VietNamNet Bridge – Banks all plan to raise their chartered capital to become stronger and more competitive. However, their plans have been delayed many times because of the lackluster stock market.
Only several small banks still do not have enough--three trillion dong in chartered capital as required by the Decree No 141, for bank organization and operation management.
Gia Dinh Bank is one of the banks. It has offered to sell shares to the public in the plan to increase the chartered capital from two trillion dong to three trillion dong by December 31, 2011.
Under the plan, Gia Dinh Bank will issue 100 million shares worth one trillion dong (the face value of the shares is 10,000 dong) to existing shareholders. As for Gia Dinh and some other banks, it will be not too difficult to issue shares, because shareholders understand well that the bank must raise the chartered capital, or it will have to shut down.
Meanwhile, it proves to be more difficult for small and medium banks which have the chartered capital of three trillion dong and more, to raise more funds in accordance with the plans approved by the shareholders’ meeting.
Saigon Bank is a typical example. The plan to increase the chartered capital to 3500 billion dong in 2011 got the nod from the shareholders at the shareholders’ meeting held earlier this year. However, until now, when the fourth quarter is nearing, Saigon Bank still cannot implement the plan on issuing shares to increase its chartered capital to the targeted level.
Nam A also plans to increase its chartered capital to 3700 billion dong by the end of the year. However, to date, no new move towards the share issuance has been made by the bank.
Most recently, the representative from HD Bank revealed that the bank is making hectic preparations to raise the chartered capital from 3000 billion dong to 5400 billion dong this year. A part of the shares to be additionally issued would be sold to strategic partners, both foreign and domestic.

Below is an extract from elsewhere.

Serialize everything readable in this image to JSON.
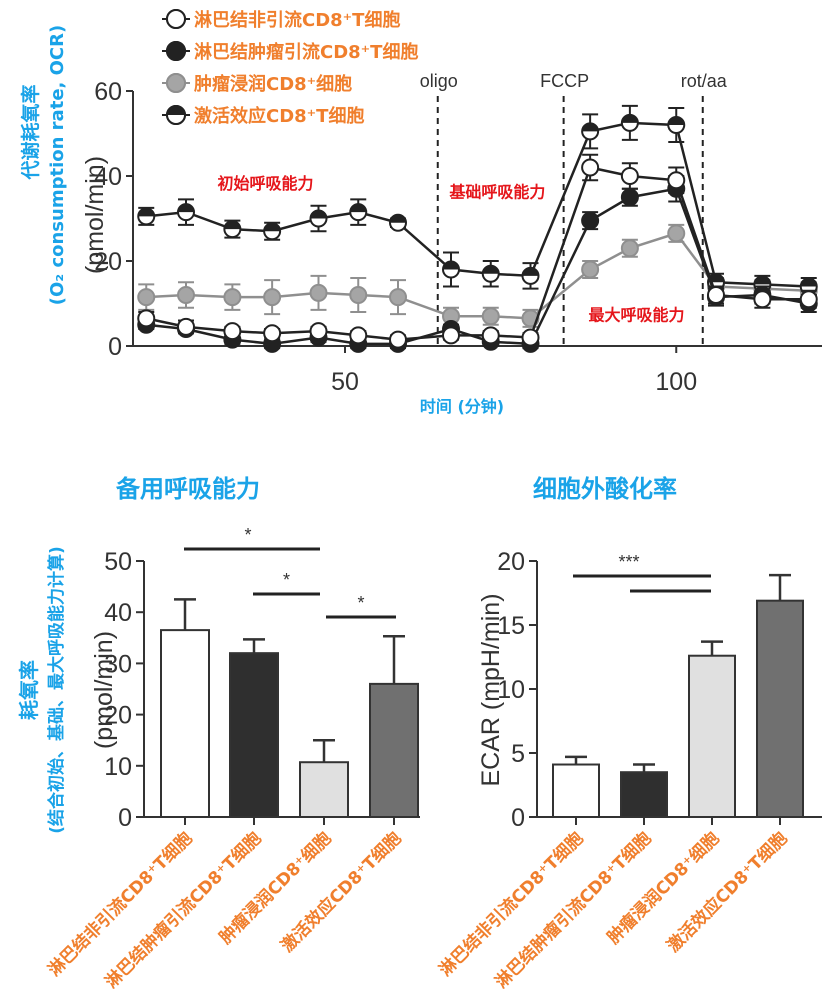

However, the bank has been put under a hard pressure when it has to call for more capital from existing shareholders, partners. However, it would also be a headache for the bank’s board of management to think about how to use the huge capital in the most effective way, to ensure the optimum benefits for shareholders.
Analysts all believe that the banks are very likely to delay the capital increase plans until the next year. Banks may understand that the massive share issuances would lead to the oversupply – a very bad thing for the current lackluster stock market.
Nevertheless, some small banks still keep optimistic with their capital increase plans. Hoang Van Toan, Chair of TrustBank, said that right after getting the nod from the State Bank of Vietnam on the plan to raise the capital from 3 trillion dong to 5 trillion dong, TrustBank has applied for share issuance to the State Securities Commission (SSC).
“If we can get the approval from SSC soon, we may issue shares to increase capital in September,” Toan said.
Capital increase has been encouraged by the State Bank of Vietnam, which believes that Vietnamese banks need to become bigger and stronger to be more competitive in the integration period. A commercial bank now must have the minimum chartered capital of three trillion dong.
Even big banks also want to become bigger. VietinBank, has got the approval from the State Bank on its plan to increase the chartered capital from 16,858 billion dong to 20,230 billion dong. Meanwhile, Vietcombank will raise the chartered capital from 17,587 billion dong to 19,698 billion dong, and Eximbank has got the nod to raise the capital to 12.3 trillion dong.